The bug, according to what reported by AMD, would consist in a lack of security control by the processor in the execution of the code: the latter executes code in a speculative manner, thus going to execute instructions before they are actually required. If a check is missing, however, of the current privilege level (if a user program is running, then) and code is run in kernel mode, the above situation would be created. At the moment there are many details that allow us to fully understand what happens and we go by hypothesis, so this conclusion is to be taken with the pliers.

The bug correction intervenes at the operating system level by implementing a Kernel Page Table Isolation or KPTI, which makes the kernel invisible to processes that are running in the CPU: the page cache is then emptied and reloaded at each context switch, done which significantly increases the overhead given by the kernel.

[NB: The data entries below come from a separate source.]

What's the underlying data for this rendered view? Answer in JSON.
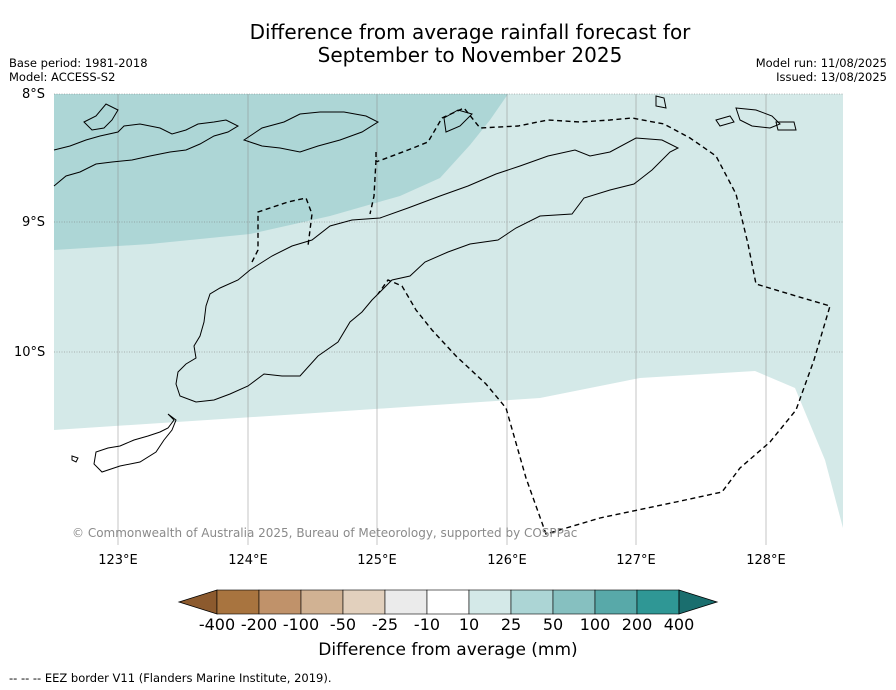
{
  "title_line1": "Difference from average rainfall forecast for",
  "title_line2": "September to November 2025",
  "base_period": "Base period: 1981-2018",
  "model": "Model: ACCESS-S2",
  "model_run": "Model run: 11/08/2025",
  "issued": "Issued: 13/08/2025",
  "lat_labels": [
    "8°S",
    "9°S",
    "10°S"
  ],
  "lon_labels": [
    "123°E",
    "124°E",
    "125°E",
    "126°E",
    "127°E",
    "128°E"
  ],
  "copyright": "© Commonwealth of Australia 2025, Bureau of Meteorology, supported by COSPPac",
  "colorbar": {
    "title": "Difference from average (mm)",
    "ticks": [
      "-400",
      "-200",
      "-100",
      "-50",
      "-25",
      "-10",
      "10",
      "25",
      "50",
      "100",
      "200",
      "400"
    ],
    "colors": [
      "#8c5a2e",
      "#a8743f",
      "#c0926a",
      "#d1b293",
      "#e2d0bd",
      "#ebebeb",
      "#ffffff",
      "#d4e9e8",
      "#acd5d5",
      "#86c0c0",
      "#58a9a9",
      "#2f9795",
      "#1a6e6e"
    ]
  },
  "footer_note": "-- -- -- EEZ border V11 (Flanders Marine Institute, 2019).",
  "map_colors": {
    "zone_10_25": "#d4e9e8",
    "zone_25_50": "#add6d6"
  }
}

The software fix is ​​required necessarily because the bug can only be corrected at the hardware level , and it will be with future processor versions that Intel will put on the market. The software solution, however, has an obvious contraindication: according to the information available at present it introduces a negative impact on the performance quantified in 5% at a minimum and in 30-35% as a maximum. The actual percentage varies greatly from the type of application and could be well below the 30% budgeted, but it is clear how the use of the patch leads to negative repercussions in terms of performance.

The practical consequence is that systems based on Intel CPUs are currently subject to an evident performance penalty needed to correct the bug and prevent security problems from arising . Thinking about the number of Intel CPU-based server systems in the world, it’s easy to understand how vast the scope of this bug is and the risks that its presence can generate in terms of attacks.

The bug is, as reported, present within the Intel processors, while there are no problems with those AMD . These CPUs do not allow direct memory references, including the speculative references mentioned above, that prevent the occurrence of this bug. Currently, the Linux kernel identifies as potentially unsafe Intel and AMD processors, forcing the bugfix to be enabled with all CPUs and therefore generating a negative performance impact even with AMD processors. The American company recommends, at the current time, not to enable this patch as it is not required for its architectures.

We will see in the next few days what additional information will emerge, and if Intel will release an official position. In addition to this it will be important to evaluate the performance impacts on typical usage scenarios both in the user and in the server.